To put it short, here is the problem: when I want to add a new kind of object (like “bold”, “link”, “image”, etc.) I must:
Create a new element type in “elements/”, so there is a Python object for it (usually a dataclass),
Create a parser in “source/”, so the thing could be read at all from a blog entry,
Make a HTML writer, so it compiled to .html files,
Ditto for PDF
This is at least 4 files to edit at once. I said “at least”, because very often it is more than 4 and I have to edit yet another files if the feature requires it. So, this easily put me in a situation where I’m working on ~10 files all in the same time.
So, should I rewrite my app? If so, what strategy I have to use this time?
That sounds pretty reasonable for a adding a full vertical slice to a project. The only real alternative I am aware of that you could use is a plugin based approach where the parser and the generators have hooks which allow adding elements without having to edit their source code.
For the generators this can be somewhat easily achieved by having methods on the data structures representing the elements. For the parser this is quite a bit harder and depends on how exactly it works.
(But tbf, I feel like the actual solution is to not roll your own system here and just use markdown or rst and existing compilers)
I think this is a question more of style and need. Does one need to have many files that are likely to be used in other applications? Then make the app into many source files.

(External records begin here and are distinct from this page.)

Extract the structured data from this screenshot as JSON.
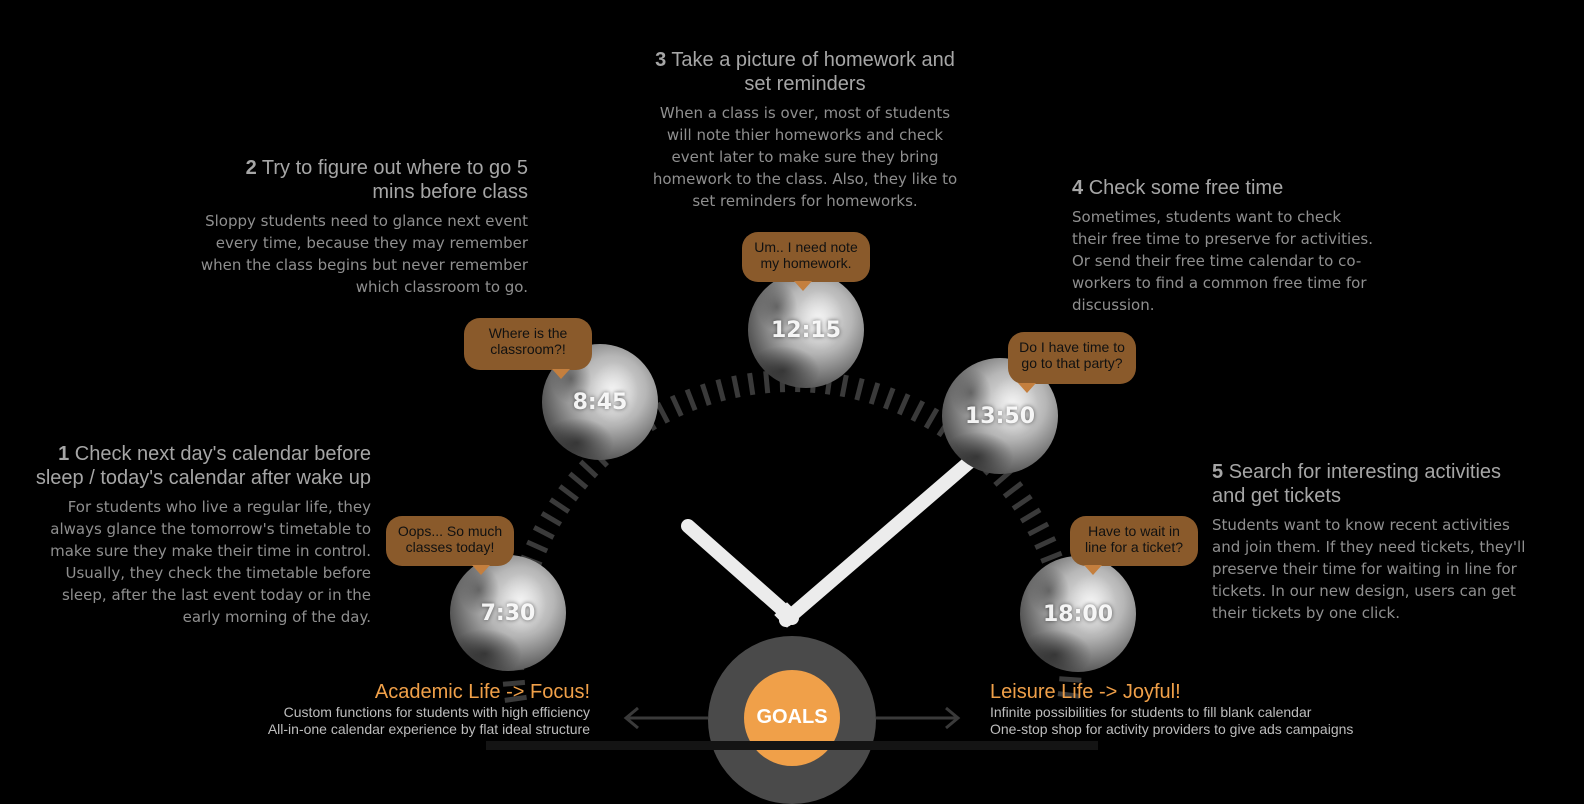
{
  "steps": [
    {
      "id": "1",
      "number": "1",
      "title": "Check next day's calendar before sleep / today's calendar after wake up",
      "body": "For students who live a regular life, they always glance the tomorrow's timetable to make sure they make their time in control. Usually, they check the timetable before sleep, after the last event today or in the early morning of the day."
    },
    {
      "id": "2",
      "number": "2",
      "title": "Try to figure out where to go 5 mins before class",
      "body": "Sloppy students need to glance next event every time, because they may remember when the class begins but never remember which classroom to go."
    },
    {
      "id": "3",
      "number": "3",
      "title": "Take a picture of homework and set reminders",
      "body": "When a class is over, most of students will note thier homeworks and check event later to make sure they bring homework to the class. Also, they like to set reminders for homeworks."
    },
    {
      "id": "4",
      "number": "4",
      "title": "Check some free time",
      "body": "Sometimes, students want to check their free time to preserve for activities. Or send their free time calendar to co-workers to find a common free time for discussion."
    },
    {
      "id": "5",
      "number": "5",
      "title": "Search for interesting activities and get tickets",
      "body": "Students want to know recent activities and join them. If they need tickets, they'll preserve their time for waiting in line for tickets. In our new design, users can get their tickets by one click."
    }
  ],
  "moments": [
    {
      "time": "7:30",
      "bubble": "Oops... So much classes today!"
    },
    {
      "time": "8:45",
      "bubble": "Where is the classroom?!"
    },
    {
      "time": "12:15",
      "bubble": "Um.. I need note my homework."
    },
    {
      "time": "13:50",
      "bubble": "Do I have time to go to that party?"
    },
    {
      "time": "18:00",
      "bubble": "Have to wait in line for a ticket?"
    }
  ],
  "goals": {
    "label": "GOALS"
  },
  "academic": {
    "heading": "Academic Life -> Focus!",
    "lines": [
      "Custom functions for students with high efficiency",
      "All-in-one calendar experience by flat ideal structure"
    ]
  },
  "leisure": {
    "heading": "Leisure Life -> Joyful!",
    "lines": [
      "Infinite possibilities for students to fill blank calendar",
      "One-stop shop for activity providers to give ads campaigns"
    ]
  },
  "colors": {
    "accent": "#f0a049",
    "bubble": "#8a5a2b",
    "ring": "#4a4a4a",
    "hand": "#ececec",
    "tick": "#3a3a3a"
  }
}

I’m the only programmer responsible for the programs I write. This may explain why I do what I do. I don’t share any library files I create with anyone because there is no need, and based on past management decisions, it is very unlikely I will ever be part of a team of programmers where I will share code with them.
For me I have one local utility library where I put general use utilities. Then one file for my main app, call it app.py. I have never had any need to make more than that. And, since I’m still a beginner with Python, I don’t know how to write modules yet.
But after working with Perl for 20+ years I’ve not yet had a proven need to change this style as my programs tend to have many similarities and fewer needs as far as functionality. Most of my programs are:
Read a file.
Process the file.
Write a file of some type.
Maybe send a new file to the user via email.
I don’t do anything fancy over the internet, no fancy math, no graphing, no web site automation (yet), nothing else really.
If you think that you may need some functionality then divide your source files into modules, each with related classes or functions, but don’t overdo it relative to your current, proven needs. The modularity concept is there to make things more useful, not make them more difficult.